The founders who impress investors are the ones who have insurance in place before the term sheet arrives:

  • Key man insurance: Get covered at seed stage. Lock in lower rates while you're young and healthy. Remove it as a due diligence item entirely.
  • D&O insurance: Get a basic policy when you form the board, even if it's just founders initially. Upgrade coverage at Series A.
  • Buy-sell agreement: Have this in place with your cofounder from day one. It demonstrates governance maturity that investors notice.

When an investor's legal team sees that you've already handled these items, they check the box and move on. When they see that you haven't, it creates follow-up work, delays, and sometimes concern about the founding team's operational sophistication.

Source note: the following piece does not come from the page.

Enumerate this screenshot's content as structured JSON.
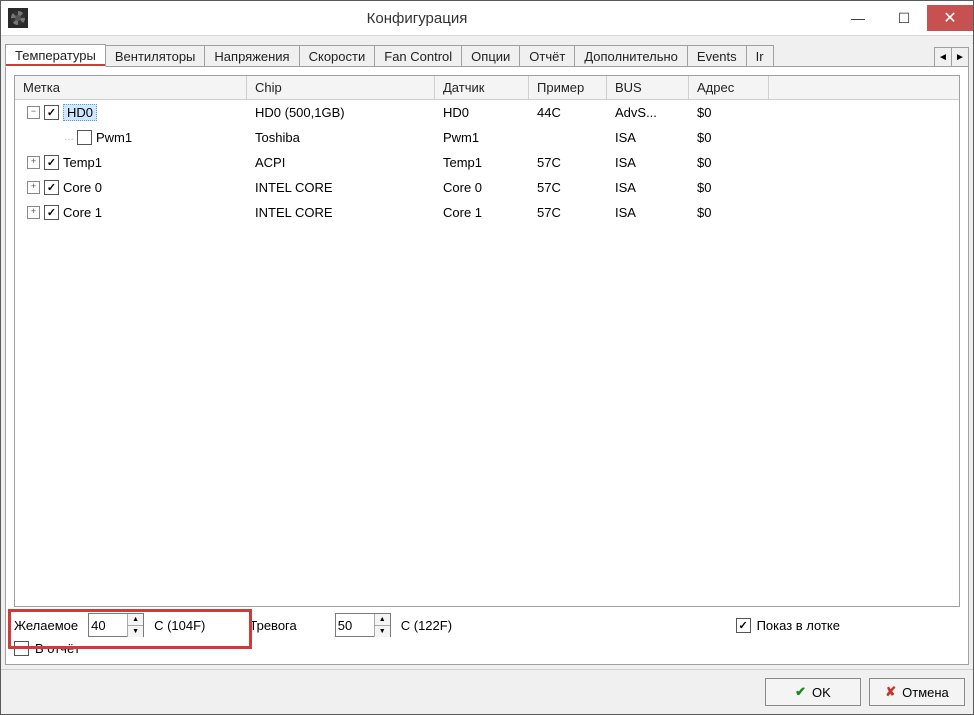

Cost summary for Series A insurance package

For a typical two-founder startup raising a Series A:

  • Key man insurance (2 founders, $2M each): $150-$300/month (~$2,000-$3,600/year)
  • D&O insurance: $3,000-$8,000/year
  • EPLI (if required): $2,000-$5,000/year
  • General + professional liability: $1,000-$5,000/year
  • Cyber liability (if required): $2,000-$10,000/year

Total: roughly $10,000-$30,000/year for a complete insurance package. On a $5M+ raise, this is a fraction of a percent of the round — a trivial cost for the protection it provides.

Coverage subject to underwriting approval. Insurance products and pricing vary by state and carrier. Consult your tax and legal advisors for situation-specific guidance.